Dysregulation in myelination mediated by persistent neuroinflammation: possible mechanisms in chemotherapy-related cognitive impairment

Abstract

Cognitive impairment is commonly reported as a consequence of chemotherapy and can have considerable impact on everyday life on cancer patients. Thus, it is imperative to have a clear understanding of this phenomenon and the underlying mechanism involved. In the present study we examined the role of neuroinflammation and myelination in chemotherapy-related cognitive impairment. Female Sprague-Dawley rats (12-months old) were used in the study (total n=52, 13rats/group). Rats were randomly assigned to either the chemotherapy or saline control group. The drug combination of cyclophosphamide, methotrexate, and 5-fluorouracil (CMF) was given i.p. once a week for 4weeks. Rats in the control group received normal saline of equal volume. Animals from each group were further randomized to receive either: cyclooxygenase (COX-2) inhibitor, NS-393, to block the inflammatory response or vehicle. NS-398 was given at 10mg/kg i.p. and equal volume of saline (vehicle) was injected i.p. as vehicle. Both NS-398 and vehicle were injected 1h after the first CMF dose and then given daily for 28days then rats were tested in the Y maze. Our data showed that: (1) CMF led to the increase in the levels of inflammatory mediators IL-1β, TNF-α, and COX-2 while levels of the anti-inflammatory cytokine IL-10 decreased; (2) cognitive impairment and neuroinflammation resulting from CMF persisted 4weeks after the treatment ended; and (3) administration of NS-398 attenuated CMF-induced neuroinflammation and effects on myelin and cognitive impairment. These findings suggest the involvement of neuroinflammation in CMF-induced changes in myelin and myelination, and cognitive impairment.

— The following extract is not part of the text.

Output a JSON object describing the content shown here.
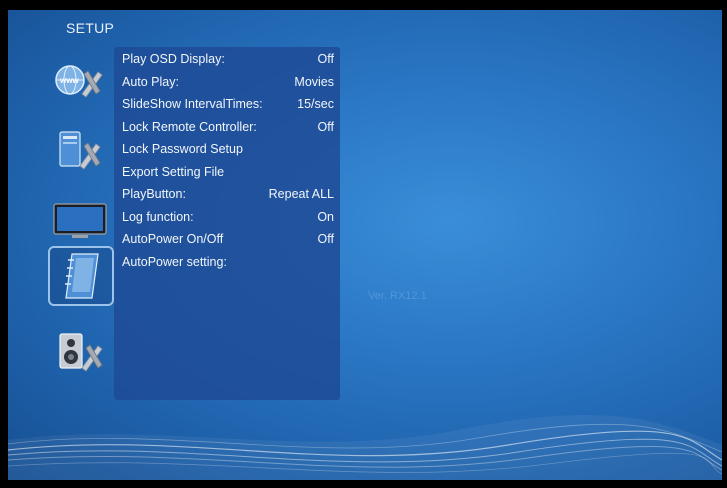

Keywords: COX-2; Corpus callosum; IL-10; IL-1beta; TNF-alpha.

Figure 1. Camera Lucida drawing of the corpus callosum

The region sampled in the study for electron microscopy was the genu.

Figure 2. Expression of Inflammatory markers in the Corpus Callosum

ELISA showed significant increase in IL-1β (A), TNF-α (B), and COX-2 (C) after CMF treatment but administration of COX-2 inhibitors lessened the upregulation of these inflammatory mediators. ELISA also showed that CMF treatment resulted in decrease levels of the anti-inflammatory cytokine IL-10. No significant differences were seen in the saline-treated groups. Representative Western blot is shown on the upper panel (C). Legends: 1 = CMF/NS-398; 2 = CMF/vehicle; 3 = Saline/NS-398; 4 = Saline/vehicle. *p <0.05, **p <0.01.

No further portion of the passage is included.